▼ ゼロを刻む
意識がゆっくりと浮上して、僕はぼんやりと瞬きをした。
暗い。
薄暗くてなにも見えず、とりあえずいま何時だろうかといつも顔の横に置いている携帯を探す。けれどあの固い感触はどこにもなくて、僕は溜息を吐き出した。
「今日、朝練あったっけ……」
朝練があるなら、5時には起きないといけない。
眠りたいと訴える体を無視して、無理矢理体を起こす。その時なにかに違和感を覚えたけど、僕は眠気のせいにした。
携帯か時計を求めて、暗闇に慣れない目をうろうろさ迷わせる。頭がぼうっとするのは、まだ寝ぼけているからだろう。
そしてようやく求めていた数字を見つけて、……一気に眠気が吹っ飛んだ。
「5時30分?!」
どうしよう、朝練!
とりあえず着替えようとベッドから起き上がって、床に投げ捨てているウェアを掴もうとした。
けれど僕の手は空を切り、暖かくも冷たくもない床に指先が触れるだけだ。
「……ああ、そっか。朝練、あるはずないんだった」
姿勢を戻して、僕は自分が眠っていたソファに深く腰掛けた。ふかふかのクッションが僕を包み込んで、ゆっくりと沈み込む。

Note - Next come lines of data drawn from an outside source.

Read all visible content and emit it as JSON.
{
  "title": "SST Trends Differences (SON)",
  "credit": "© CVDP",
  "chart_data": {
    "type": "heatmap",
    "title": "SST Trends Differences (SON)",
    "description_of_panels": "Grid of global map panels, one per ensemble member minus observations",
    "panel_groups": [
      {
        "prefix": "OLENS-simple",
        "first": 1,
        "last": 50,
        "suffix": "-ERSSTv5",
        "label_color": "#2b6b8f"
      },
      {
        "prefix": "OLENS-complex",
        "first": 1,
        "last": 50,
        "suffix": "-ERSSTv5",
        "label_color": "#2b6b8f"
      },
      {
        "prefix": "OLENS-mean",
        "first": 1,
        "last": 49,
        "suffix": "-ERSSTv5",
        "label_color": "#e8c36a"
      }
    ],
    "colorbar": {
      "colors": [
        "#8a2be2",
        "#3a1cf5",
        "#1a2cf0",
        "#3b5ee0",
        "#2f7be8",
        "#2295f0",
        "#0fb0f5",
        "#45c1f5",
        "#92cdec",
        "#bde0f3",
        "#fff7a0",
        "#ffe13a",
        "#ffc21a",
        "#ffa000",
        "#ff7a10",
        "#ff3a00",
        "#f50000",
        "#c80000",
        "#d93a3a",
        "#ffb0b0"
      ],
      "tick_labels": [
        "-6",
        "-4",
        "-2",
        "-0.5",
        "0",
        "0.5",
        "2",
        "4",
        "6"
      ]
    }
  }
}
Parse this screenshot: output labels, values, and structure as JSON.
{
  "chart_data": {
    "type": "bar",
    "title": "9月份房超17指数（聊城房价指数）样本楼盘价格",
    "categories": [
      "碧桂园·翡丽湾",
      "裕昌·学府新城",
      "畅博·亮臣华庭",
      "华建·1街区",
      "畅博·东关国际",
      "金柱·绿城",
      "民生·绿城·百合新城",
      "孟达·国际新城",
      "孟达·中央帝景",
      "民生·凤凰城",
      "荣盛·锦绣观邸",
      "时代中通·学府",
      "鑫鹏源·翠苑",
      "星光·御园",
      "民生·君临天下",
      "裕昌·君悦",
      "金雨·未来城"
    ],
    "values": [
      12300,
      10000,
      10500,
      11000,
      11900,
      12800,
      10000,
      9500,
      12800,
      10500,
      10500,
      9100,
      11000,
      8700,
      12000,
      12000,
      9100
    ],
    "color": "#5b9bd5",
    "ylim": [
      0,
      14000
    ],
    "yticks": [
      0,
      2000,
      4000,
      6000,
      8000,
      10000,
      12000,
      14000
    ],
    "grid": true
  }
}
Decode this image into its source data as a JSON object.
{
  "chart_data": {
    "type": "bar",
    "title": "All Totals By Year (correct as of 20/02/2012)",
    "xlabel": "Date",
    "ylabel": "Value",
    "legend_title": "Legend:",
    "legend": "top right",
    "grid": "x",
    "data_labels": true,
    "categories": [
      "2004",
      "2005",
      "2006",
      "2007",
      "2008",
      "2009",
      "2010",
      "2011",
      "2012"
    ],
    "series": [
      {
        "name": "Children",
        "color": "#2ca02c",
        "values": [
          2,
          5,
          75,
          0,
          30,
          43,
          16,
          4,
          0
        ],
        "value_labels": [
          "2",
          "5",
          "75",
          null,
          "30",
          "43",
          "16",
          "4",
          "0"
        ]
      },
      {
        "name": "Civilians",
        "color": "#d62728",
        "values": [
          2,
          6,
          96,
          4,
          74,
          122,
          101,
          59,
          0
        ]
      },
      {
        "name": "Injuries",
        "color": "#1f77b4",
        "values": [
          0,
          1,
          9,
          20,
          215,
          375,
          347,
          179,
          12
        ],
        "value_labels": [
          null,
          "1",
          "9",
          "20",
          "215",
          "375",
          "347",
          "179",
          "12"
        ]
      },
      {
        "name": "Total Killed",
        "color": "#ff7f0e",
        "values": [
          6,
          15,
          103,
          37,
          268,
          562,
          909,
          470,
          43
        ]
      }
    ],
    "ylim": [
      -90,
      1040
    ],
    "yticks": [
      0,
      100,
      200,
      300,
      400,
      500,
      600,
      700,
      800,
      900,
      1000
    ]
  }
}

一度瞬きをして周りを見渡すと、昨日のまま、相変わらずのがらんとしたリビングの光景だった。
ここが昨日からの、僕の家。
は、と乾いた笑いが零れる。
あの封筒の下にあった書類には、ふざけた内容の手紙と違ってタイピングされた文字が事務的に並んでいた。紙の質が少し落ちていたような気がするが、あの無理矢理日本語に翻訳したような意味不明の文章ではない、理路整然とした少しカンに障る書き方でこれからの僕の扱いが書かれていた。
いわく、毎月指定された口座に生活費として五十万ずつ振り込まれること、ここの家賃や光熱費はあちらが支払うこと、“僕”の希望通り雷門中学校に通うこと、制服や生徒手帳は編入までに学校に受け取りに行くこと。
一体だれがいつ、そんなことを願ったというんだろう。読み終わった直後は色々なことが衝撃的で、なにに対して怒ればいいのか、苛立てばいいのかがわからなくなっていた。
「神様だって? いったいなんの権利があって……」
唇を噛み締めると、僕は膝を抱えてうずくまった。足と腹の間に頭を挟むようにして、目を閉じる。
すべてが夢なら、どんなによかったんだろう。
頬を伝った涙に、僕はまだ眠いからだと理由をつけた。
****
昨日入りそびれた風呂に入って、僕は家捜しの際に見つけたジャージに着替える。やっぱりサイズはピッタリで、誰がこれらを用意したのかとかはもう考えないようにした。
ここは僕の家で、ここにあるものは僕の物。
……それだけで、いい。
「よし、と」
玄関にあった運動靴を履くと、上着のポケットにねじこんだ通帳と鍵(1番最初の部屋に無造作に置いてあった)、それからここらへんの地図が書かれた書類の一部を確認した。
落としたりしないように、とポケットについているチャックをあげる。そして軽く準備運動をして体をほぐすと、そっと玄関の扉を押し開けた。
本当ならまだゆっくりしていたかったのだけど、冷蔵庫の惨状を見てしまったら仕方ない。
水のペットボトルが三本と、カロリーメイトが二個しか入っていなかったのだ。成長期に逆戻りした僕の胃袋がそんなもので満足するはずない。
朝食の確保とついでに地理の把握。それから、トレーニングの癖。
どこにいても僕は僕なんだな、とそんなところで確認できたのがなんだかおかしかった。